The biggest benefit is that when you do see predators (we saw lions every day over the full six nights) or really interesting sightings, you are able to take your time and just sit and watch them. Usually, safari etiquette decrees that you might have to make space for other vehicles and only get to spend around 10 minutes at a sighting before leaving so other safari lovers can come enjoy it too – but here, there aren’t necessarily other vehicles anywhere close by. When we saw the lion stalking the impala, for instance, we spent over an hour just sitting there and watching the big pride interact and lie around. I absolutely loved this.

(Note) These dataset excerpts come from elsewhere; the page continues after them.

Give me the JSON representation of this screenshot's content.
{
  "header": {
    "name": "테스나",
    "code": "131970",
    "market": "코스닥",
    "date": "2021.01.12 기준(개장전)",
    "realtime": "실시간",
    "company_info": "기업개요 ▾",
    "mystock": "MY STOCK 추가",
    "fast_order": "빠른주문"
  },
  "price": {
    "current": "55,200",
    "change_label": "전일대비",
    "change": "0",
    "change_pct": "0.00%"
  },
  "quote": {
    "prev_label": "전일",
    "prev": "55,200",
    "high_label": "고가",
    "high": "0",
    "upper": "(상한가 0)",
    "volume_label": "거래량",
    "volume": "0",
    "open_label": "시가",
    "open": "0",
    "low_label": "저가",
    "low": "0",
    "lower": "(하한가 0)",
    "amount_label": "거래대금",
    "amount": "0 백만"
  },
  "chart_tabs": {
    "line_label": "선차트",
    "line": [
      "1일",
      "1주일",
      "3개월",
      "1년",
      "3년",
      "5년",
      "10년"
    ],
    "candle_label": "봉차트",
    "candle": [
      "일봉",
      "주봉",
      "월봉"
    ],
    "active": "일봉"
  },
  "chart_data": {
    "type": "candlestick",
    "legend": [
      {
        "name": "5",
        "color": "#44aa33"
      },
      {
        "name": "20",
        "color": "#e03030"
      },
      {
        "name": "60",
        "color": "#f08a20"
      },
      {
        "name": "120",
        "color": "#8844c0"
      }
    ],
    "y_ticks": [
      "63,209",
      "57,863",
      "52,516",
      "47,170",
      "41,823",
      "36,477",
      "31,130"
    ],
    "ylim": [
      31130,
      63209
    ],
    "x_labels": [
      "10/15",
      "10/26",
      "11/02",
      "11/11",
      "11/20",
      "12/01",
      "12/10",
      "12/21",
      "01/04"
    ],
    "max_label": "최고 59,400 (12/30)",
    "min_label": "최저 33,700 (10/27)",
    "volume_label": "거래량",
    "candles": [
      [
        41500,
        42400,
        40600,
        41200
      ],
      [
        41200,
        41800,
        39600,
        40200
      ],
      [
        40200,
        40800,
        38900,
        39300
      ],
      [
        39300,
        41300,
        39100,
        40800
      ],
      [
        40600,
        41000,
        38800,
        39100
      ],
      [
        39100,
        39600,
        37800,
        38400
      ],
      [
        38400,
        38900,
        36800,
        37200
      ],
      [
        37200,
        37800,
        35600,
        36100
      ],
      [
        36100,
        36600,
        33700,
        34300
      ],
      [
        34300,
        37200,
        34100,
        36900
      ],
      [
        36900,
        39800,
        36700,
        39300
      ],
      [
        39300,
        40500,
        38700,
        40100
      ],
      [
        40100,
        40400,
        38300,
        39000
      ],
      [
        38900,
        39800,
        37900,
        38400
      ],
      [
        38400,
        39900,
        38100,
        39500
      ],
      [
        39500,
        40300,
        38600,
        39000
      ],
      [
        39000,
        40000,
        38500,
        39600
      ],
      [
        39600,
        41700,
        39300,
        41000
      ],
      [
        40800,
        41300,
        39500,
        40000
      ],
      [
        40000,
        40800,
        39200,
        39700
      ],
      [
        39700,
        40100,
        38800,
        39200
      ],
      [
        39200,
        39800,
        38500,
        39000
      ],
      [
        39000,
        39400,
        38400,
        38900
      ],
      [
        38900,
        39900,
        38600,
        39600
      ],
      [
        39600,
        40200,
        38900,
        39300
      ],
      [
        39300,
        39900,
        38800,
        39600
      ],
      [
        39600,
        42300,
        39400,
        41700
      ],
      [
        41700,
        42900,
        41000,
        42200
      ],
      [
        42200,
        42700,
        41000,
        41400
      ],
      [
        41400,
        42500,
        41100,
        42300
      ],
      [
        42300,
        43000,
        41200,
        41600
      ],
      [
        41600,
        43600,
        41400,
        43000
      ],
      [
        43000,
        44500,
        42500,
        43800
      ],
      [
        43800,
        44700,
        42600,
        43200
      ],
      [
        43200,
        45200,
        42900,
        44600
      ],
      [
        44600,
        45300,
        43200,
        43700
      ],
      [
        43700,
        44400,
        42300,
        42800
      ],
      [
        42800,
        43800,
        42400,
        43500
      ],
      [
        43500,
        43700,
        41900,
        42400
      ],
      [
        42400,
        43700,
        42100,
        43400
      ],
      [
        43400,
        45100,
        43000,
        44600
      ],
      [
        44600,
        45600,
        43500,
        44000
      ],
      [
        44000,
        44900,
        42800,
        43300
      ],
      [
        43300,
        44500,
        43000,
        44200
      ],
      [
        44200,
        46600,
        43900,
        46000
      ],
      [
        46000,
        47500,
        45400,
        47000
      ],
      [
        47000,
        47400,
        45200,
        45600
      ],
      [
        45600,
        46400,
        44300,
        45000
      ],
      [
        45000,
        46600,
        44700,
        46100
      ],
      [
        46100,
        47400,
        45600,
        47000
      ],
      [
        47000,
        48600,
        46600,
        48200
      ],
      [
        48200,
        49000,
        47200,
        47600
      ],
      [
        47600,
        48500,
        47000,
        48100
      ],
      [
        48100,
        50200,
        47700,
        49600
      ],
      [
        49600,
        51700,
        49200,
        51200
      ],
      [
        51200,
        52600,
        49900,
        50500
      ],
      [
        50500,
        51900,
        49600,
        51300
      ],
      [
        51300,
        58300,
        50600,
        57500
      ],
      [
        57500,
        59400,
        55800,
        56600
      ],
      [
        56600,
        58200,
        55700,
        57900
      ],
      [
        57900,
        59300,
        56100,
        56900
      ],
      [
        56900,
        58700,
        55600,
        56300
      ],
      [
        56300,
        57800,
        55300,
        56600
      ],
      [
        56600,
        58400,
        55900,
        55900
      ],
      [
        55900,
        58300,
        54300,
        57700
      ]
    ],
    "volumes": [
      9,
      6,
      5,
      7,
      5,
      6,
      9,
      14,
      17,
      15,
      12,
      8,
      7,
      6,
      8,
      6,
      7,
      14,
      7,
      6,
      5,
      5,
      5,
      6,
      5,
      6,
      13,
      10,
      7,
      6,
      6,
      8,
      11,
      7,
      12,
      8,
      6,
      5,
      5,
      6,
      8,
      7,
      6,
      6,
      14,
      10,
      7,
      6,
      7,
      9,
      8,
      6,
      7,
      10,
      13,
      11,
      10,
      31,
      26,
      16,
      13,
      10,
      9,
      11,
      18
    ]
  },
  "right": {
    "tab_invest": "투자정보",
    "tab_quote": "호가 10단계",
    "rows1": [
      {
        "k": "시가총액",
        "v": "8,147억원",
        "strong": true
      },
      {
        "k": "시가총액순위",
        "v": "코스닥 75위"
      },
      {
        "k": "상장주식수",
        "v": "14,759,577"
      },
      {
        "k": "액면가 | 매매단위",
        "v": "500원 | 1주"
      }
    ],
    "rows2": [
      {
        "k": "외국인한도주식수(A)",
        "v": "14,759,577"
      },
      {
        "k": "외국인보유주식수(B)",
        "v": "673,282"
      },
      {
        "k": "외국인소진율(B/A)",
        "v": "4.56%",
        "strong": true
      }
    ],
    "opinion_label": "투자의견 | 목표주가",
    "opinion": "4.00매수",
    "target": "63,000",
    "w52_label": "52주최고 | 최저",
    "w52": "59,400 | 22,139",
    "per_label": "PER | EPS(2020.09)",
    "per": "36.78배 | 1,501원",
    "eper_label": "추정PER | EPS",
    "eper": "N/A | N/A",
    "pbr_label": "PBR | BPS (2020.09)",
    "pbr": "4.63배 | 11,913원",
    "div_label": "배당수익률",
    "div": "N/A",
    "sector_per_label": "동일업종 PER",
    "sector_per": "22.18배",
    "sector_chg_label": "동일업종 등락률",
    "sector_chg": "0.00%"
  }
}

Similarly, in Ruaha, we sat with another large pride of lions (including small cubs). When our guide picked up that a herd of buffalo in the far distance were heading in the direction of the lions, we went to make sure, circled back to the lions, and drove to the other side of the riverbed and parked under a tree where we had a good vantage point. We sat there for around 45 minutes, waiting for the buffalo to arrive – they did, exactly where the guide predicted. Then we waited in anticipation for them to go down into the riverbed where the lions would hopefully take advantage and make a kill. It might sound boring, but it was so exciting. Time goes by so quickly in the bush when you are sitting dead-still, as to not disturb what could possibly be the kind of sighting you see in National Geographic documentaries.